Четвертую стену заменяло окно, у которого за маленьким круглым столиком я и пил свой кофе, раньше мы завтракали вдвоем, и я хорошо помнил, скольких трудностей мне доставляло разместить еду на столе, на все никогда не хватало места, что-то приходилось ставить на кровать, это, конечно, было малоэстетично, но Рипсик не протестовала, она стала смиренной, и, разумеется, она видела, что мне тяжело со всем управляться, я крутился как белка в колесе, ехал с кофейником вниз, вернувшись, насыпал в пластмассовые баночки геркулес и изюм, заливал кипятком, резал колбасу, сыр и хлеб, потом вскрывал ножницами пакетики растворимого кофе, ножницы вечно куда-то девались, и я искал их по всей комнате, вытряхивал кофе в чашки, когда-то давно, когда мы еще останавливались в гостиницах, мы всегда возили эти пластмассовые чашки с собой, потом необходимость отпала, но на этот раз, подозревая, что нас ожидает, Рипсик сунула их в чемодан, потом наконец наполнял чашки с кофе горячей водой и, облегченно вздохнув, садился, чтобы в следующую же секунду вскочить, потому что забыл принести сахар. «Я никогда бы не поверила, что ты так хорошо можешь обо мне заботиться», — как-то раз сказала Рипсик, глядя на мои хлопоты, в тот момент я почувствовал себя польщенным, но потом задумался: значит, все эти годы я о ней заботился плохо? Ну да, я же вечно сидел, уткнувшись носом в компьютер, писал свои романы, которые мало кто читал, а Рипсик следила за тем, чтобы я мог спокойно работать, это я был в центре ее внимания, а не наоборот, она для меня была словно фон — как небо, которое замечаешь, только когда увидишь его каким-то необычным, то ли изумительно сиреневым, то ли мрачно-черным, — да только Рипсик никогда не была мрачной, эта сторона в ее личности отсутствовала, и она напоминала даже не столько небо, сколько солнце, всегда спокойная, всегда теплая. Может, она потому и заболела, что я мало уделял ей внимания? Я помню, как я испугался, когда пять лет назад ей впервые поставили диагноз, я с ужасом думал, что будет, если она умрет, чувство отчаяния подтолкнуло меня к поискам выхода — и я его нашел! Последующие годы, до возвращения болезни, были самыми счастливыми в нашей жизни — только вот как я позволил всему начаться заново, неужели я опять оставил ее без внимания, заботился о ней так мало, что дал ей возможность сказать: «Я никогда бы не поверила…»

Пластмассовое кресло, в котором я сидел, было неудобным, с глубокой впадиной в сиденье и с такой твердой спинкой, что на нее было лучше не опираться, было еще второе, но тоже плохое, и я опять пожалел, что нам не удалось снять квартиру, хотя бы для того, чтобы у Рипсик было на что опустить отекшую руку, она очень страдала, что в номере нет ни дивана, ни нормального кресла, сравнительно удобно она могла устроиться только утром, когда спускалась с ридером в холл, но там были свои проблемы — туристы, чемоданы, суета, так что когда в номере становилось прохладнее, она сразу возвращалась…
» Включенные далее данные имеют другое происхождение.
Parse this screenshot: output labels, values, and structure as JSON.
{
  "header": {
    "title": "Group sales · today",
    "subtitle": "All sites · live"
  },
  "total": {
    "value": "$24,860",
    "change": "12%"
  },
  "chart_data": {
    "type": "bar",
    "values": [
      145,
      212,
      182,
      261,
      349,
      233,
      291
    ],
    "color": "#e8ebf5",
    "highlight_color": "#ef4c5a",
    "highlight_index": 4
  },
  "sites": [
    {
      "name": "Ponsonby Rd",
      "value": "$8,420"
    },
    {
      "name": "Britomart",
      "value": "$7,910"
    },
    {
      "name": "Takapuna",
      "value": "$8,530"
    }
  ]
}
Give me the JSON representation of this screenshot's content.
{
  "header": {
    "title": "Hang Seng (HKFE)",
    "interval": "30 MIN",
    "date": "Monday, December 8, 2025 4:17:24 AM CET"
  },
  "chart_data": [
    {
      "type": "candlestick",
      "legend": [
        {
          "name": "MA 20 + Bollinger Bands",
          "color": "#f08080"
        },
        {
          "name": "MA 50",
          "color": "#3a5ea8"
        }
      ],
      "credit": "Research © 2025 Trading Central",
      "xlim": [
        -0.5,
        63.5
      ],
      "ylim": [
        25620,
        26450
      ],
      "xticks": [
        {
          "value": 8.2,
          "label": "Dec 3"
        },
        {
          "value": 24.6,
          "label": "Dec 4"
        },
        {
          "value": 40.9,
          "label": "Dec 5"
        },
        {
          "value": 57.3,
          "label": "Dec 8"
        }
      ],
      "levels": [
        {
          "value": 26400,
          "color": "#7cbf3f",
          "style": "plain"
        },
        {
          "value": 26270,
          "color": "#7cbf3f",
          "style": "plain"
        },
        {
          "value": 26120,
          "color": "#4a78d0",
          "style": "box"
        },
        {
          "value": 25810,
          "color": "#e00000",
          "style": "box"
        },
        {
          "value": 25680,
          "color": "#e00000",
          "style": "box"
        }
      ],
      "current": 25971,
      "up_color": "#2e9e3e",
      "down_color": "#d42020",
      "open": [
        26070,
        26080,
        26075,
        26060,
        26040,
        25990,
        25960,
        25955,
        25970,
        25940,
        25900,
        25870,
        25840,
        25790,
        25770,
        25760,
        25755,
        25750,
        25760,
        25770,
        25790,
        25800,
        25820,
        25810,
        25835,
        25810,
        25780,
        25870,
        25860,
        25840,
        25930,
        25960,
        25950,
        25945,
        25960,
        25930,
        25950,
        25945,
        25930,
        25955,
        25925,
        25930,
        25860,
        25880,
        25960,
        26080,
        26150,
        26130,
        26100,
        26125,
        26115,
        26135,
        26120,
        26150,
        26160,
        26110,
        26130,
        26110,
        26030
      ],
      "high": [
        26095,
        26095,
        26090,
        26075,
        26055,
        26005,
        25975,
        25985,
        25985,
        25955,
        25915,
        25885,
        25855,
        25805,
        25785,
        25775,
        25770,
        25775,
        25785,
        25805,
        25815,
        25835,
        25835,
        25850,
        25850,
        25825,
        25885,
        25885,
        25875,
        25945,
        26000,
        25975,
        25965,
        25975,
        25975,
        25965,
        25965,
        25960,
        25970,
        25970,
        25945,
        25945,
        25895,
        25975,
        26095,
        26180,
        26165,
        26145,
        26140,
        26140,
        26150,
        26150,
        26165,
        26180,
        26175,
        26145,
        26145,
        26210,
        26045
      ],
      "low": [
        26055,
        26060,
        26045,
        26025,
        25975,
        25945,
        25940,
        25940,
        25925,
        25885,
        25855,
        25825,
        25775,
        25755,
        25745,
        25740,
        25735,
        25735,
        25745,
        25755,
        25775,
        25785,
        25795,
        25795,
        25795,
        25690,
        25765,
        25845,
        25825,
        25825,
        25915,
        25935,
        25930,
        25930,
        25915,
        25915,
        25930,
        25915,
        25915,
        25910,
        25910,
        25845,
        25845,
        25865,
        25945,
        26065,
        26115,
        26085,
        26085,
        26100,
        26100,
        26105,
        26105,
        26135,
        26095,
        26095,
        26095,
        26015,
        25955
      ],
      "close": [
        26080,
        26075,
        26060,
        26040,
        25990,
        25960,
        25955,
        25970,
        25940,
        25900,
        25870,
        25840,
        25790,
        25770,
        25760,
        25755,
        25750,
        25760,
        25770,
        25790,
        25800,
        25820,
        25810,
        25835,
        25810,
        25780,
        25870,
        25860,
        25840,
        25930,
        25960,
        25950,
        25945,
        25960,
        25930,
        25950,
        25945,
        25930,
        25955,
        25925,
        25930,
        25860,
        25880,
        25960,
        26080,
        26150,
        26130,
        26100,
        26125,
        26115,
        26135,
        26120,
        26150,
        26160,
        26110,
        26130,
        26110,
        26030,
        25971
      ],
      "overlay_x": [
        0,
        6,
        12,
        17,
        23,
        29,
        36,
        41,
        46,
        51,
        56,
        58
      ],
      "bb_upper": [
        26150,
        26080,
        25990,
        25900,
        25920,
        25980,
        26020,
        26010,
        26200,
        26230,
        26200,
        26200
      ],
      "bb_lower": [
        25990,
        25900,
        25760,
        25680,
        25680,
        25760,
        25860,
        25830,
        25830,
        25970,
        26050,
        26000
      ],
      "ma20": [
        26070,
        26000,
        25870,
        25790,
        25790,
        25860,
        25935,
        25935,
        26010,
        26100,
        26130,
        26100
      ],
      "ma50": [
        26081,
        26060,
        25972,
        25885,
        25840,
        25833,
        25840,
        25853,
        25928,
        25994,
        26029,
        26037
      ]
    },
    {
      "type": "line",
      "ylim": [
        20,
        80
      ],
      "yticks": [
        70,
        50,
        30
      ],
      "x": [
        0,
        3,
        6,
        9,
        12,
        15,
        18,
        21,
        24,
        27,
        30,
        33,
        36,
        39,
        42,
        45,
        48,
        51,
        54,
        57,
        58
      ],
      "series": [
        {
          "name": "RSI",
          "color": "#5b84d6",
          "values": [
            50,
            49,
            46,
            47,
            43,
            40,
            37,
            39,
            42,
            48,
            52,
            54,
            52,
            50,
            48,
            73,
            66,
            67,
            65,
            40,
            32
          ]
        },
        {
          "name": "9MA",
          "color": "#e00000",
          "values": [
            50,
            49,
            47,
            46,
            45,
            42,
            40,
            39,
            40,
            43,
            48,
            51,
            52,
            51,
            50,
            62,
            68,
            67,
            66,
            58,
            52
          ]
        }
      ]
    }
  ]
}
И вот это была вся ее жизнь, подумал я с ужасом. Из номера она выходила редко, только вместе со мной в ближайший магазин и несколько раз обедать в кафе, еще несколько раз смотреть квартиры, да еще, конечно, на процедуры и один раз к морю, мои ногти на левой ноге без полоскания в морской воде было трудно обрезать, много лет назад, в начале независимости, такси переехало мне пальцы, после чего ногти словно закаменели. К морю от гостиницы ходил прямой автобус, мы удачно добрались, но пляж оказался плохенький, солнце пекло, сесть было негде, в конце концов Рипсик устроилась в слабой тени одинокой пальмы и ждала там, пока я ходил купаться и потом стриг ногти, сама она уже не могла войти в море, хотя раньше это было для нее величайшим удовольствием, уже в первый год нашего брака она заманила меня в Ялту, я никак не мог понять, почему надо отправляться в такую даль, если под боком домашнее Балтийское море, но, когда съездил, до меня дошло — море должно быть теплым, соленым и быстро становиться глубоким. Несколько следующих лет мы ездили отдыхать на Черное море, в район Сочи, жили в частном секторе, в каких-то курятниках, Рипсик готовила в неудобной кухне, все ради того, чтобы поплавать, потом у нас много лет не было денег отправиться хоть куда-то, но, когда Рипсик получила свой большой гонорар, мы снова стали путешествовать, съездили на Наксос, на Крит, на Кипр… Как счастлива она тогда была! «Тирлим-бом-бом, тирлим-бом-бом, а гном идет купаться…» — пела она, собирая пляжные принадлежности. И такой грустной, как на Крите, в Ретимноне, я тоже ее почти никогда не видел — там то ли на третий, то ли на четвертый день начался шторм, Рипсик штормы нравились, сидя на песке, она могла часами глядеть, как волны обрушиваются на берег, и в Ретимноне в первый день она тоже была в восторге, но потом… Когда шторм на следующий день не прекратился, она пришла в некоторое замешательство, на Черном море он не длился более суток, на третий же всерьез забеспокоилась и попросила меня узнать у какого-нибудь местного жителя, в чем дело, — кувыркаться на волнах она не любила, — и когда выяснилось, что на Крите море раньше чем через неделю не успокаивается, это был для Рипсик шок, и хоть она и продолжала сидеть на песке и смотреть вдаль, но взгляд ее был такой грустный, такой грустный…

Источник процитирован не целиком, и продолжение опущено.